In 2021, the world’s first Just Energy Transition Partnership (JETP) was announced at COP26 in Glasgow. Hailed as a breakthrough, an International Partners Group, consisting of the United States, United Kingdom, European Union, France and Germany, pledged $8.5 billion in climate finance to assist South Africa in its transition to clean energy.
At the 2022 G20 Summit in Bali, Indonesia unveiled its own $20 billion JETP with a similar slate of partners. Vietnam followed a few months later with a $15.5 billion deal. (A smaller EUR 2.5 billion JETP with Senegal was announced in 2023 and a much larger one with India was negotiated but never finalized.) These programs aimed to take climate finance to another level, promising greater impact by targeting countries that are pivotal for the global energy transition: major emerging economies with a large share of coal in their energy mix. And they set ambitious schedules, aiming to raise and deploy the pledged capital well before 2030.

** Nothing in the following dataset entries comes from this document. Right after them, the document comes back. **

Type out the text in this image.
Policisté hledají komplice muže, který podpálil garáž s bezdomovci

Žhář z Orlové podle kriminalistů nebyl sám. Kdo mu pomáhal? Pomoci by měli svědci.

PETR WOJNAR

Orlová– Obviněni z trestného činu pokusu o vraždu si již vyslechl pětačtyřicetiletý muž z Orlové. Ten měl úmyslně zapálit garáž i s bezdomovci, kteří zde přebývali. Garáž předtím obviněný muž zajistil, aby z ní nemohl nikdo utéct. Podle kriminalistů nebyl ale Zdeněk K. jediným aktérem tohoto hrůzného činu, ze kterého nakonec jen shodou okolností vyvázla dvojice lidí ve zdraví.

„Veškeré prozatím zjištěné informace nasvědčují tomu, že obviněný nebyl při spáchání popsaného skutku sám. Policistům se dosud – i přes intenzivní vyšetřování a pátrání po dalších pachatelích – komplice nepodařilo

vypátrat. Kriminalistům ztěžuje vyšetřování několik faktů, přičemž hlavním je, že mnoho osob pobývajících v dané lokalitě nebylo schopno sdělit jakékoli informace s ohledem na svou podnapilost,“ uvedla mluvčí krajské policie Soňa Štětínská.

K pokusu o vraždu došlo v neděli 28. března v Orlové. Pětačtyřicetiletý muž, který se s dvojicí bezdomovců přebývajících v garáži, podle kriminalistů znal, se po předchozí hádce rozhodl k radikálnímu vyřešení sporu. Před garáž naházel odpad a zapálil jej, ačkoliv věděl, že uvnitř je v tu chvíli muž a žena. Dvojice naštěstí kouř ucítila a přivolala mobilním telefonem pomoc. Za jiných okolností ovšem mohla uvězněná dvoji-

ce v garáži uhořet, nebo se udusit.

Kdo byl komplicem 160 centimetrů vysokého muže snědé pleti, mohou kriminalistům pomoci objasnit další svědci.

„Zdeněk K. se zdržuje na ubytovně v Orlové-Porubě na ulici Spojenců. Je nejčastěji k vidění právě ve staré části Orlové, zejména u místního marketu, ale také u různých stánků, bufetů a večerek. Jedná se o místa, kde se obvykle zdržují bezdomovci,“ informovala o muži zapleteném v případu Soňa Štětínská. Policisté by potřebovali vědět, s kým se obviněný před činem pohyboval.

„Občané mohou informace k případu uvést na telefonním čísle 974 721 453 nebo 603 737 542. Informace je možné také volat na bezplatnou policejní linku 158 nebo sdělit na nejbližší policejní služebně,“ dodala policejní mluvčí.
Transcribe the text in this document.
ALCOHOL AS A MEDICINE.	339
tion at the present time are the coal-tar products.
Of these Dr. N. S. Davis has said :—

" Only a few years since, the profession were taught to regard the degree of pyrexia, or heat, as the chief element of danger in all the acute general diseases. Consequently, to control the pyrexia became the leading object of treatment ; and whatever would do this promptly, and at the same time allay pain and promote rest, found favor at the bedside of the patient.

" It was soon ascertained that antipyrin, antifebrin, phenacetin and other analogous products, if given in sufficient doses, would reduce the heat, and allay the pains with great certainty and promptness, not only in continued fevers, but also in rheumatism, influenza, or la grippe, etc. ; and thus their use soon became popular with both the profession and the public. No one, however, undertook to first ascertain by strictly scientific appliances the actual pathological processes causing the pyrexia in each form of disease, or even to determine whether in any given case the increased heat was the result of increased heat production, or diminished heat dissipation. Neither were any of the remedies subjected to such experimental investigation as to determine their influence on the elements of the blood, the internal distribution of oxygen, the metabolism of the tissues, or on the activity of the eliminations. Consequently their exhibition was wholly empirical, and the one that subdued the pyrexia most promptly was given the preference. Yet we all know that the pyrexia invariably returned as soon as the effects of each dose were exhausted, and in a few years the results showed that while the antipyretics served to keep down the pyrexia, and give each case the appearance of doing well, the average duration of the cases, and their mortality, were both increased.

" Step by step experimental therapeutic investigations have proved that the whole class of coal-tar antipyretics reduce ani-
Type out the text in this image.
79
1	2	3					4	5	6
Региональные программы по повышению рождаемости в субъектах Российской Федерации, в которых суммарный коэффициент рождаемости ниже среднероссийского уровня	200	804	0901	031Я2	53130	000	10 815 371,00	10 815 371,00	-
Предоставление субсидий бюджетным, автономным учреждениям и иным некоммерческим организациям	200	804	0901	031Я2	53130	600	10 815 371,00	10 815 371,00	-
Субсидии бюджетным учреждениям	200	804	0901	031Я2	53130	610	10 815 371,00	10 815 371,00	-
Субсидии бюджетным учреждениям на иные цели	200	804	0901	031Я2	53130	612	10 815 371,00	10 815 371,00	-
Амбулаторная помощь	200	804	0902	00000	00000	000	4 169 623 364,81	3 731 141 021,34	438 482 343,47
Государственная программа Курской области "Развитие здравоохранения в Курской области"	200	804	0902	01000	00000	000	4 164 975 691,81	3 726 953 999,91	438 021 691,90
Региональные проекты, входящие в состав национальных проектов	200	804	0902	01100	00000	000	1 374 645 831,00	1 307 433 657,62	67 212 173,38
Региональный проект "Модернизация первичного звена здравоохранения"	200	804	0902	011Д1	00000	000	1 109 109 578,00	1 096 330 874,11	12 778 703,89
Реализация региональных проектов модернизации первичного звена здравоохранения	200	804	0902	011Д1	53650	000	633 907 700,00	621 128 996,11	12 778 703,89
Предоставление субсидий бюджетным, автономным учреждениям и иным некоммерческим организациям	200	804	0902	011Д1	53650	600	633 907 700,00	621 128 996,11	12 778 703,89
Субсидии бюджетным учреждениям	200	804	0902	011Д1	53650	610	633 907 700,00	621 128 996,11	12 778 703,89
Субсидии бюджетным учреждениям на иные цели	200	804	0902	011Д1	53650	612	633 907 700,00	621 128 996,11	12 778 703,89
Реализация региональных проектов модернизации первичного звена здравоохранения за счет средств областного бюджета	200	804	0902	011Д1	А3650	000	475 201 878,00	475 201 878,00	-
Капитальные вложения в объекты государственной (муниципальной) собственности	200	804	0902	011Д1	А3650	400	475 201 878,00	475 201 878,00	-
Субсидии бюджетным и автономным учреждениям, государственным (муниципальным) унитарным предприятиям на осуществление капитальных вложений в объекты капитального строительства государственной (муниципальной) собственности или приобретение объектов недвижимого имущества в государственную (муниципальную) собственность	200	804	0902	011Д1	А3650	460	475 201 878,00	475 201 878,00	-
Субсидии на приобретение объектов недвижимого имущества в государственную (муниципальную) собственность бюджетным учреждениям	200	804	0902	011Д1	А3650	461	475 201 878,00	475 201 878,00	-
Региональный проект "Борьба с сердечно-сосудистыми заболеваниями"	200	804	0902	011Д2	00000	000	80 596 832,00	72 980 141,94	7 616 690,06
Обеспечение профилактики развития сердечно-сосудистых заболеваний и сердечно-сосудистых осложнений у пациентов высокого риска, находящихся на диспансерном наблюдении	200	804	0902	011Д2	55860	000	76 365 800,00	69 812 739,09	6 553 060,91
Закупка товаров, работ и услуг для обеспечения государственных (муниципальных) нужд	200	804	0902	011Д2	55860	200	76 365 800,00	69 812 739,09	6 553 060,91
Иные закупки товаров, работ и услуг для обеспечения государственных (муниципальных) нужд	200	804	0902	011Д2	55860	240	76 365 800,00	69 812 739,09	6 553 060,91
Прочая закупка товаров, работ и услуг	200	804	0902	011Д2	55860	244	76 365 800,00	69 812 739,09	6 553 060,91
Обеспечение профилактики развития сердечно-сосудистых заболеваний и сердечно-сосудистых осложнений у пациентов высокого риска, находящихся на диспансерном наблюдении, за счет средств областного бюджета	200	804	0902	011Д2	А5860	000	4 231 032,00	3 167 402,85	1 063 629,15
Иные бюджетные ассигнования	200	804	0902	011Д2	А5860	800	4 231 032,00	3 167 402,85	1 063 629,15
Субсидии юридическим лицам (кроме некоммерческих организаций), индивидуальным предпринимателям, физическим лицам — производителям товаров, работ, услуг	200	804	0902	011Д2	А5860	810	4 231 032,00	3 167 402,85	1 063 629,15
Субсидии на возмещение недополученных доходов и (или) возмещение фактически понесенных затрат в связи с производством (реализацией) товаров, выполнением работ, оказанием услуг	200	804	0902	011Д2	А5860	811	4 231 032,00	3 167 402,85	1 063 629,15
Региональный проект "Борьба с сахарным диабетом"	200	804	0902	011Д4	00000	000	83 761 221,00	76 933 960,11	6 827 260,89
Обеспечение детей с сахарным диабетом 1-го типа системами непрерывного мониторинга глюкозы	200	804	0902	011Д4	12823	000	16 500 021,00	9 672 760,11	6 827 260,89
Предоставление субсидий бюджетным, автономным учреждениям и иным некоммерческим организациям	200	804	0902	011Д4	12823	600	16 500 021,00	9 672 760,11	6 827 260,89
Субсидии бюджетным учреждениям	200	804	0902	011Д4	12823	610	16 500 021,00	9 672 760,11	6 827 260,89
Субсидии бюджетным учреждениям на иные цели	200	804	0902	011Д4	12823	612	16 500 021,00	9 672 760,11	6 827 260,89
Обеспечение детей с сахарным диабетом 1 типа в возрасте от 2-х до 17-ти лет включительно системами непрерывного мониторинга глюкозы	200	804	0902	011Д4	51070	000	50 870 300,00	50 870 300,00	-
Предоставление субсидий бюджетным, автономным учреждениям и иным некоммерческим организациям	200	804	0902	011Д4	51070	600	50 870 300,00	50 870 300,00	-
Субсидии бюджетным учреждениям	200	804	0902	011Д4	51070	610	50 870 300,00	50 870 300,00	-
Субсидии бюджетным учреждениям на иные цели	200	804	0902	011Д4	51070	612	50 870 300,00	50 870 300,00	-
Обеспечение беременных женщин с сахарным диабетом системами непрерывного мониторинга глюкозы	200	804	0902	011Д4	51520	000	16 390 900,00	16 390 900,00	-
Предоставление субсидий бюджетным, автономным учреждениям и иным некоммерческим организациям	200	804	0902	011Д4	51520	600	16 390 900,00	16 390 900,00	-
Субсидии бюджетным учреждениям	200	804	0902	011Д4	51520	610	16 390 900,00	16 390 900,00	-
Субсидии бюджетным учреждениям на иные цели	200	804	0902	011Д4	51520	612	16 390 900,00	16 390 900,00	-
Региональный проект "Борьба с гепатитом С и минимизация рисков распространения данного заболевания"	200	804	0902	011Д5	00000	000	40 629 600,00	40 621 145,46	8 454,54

In addition to securing tens of billions of dollars to finance energy transitions in emerging markets, what set the JETPs apart was their commitment to putting climate justice at the center of international climate finance. Not only would they channel billions of dollars into renewable energy, early retirement of coal-fired power plants and upgrading transmission grids; they would also help coal-dependent communities adjust to economic disruption as economies pivoted toward clean energy.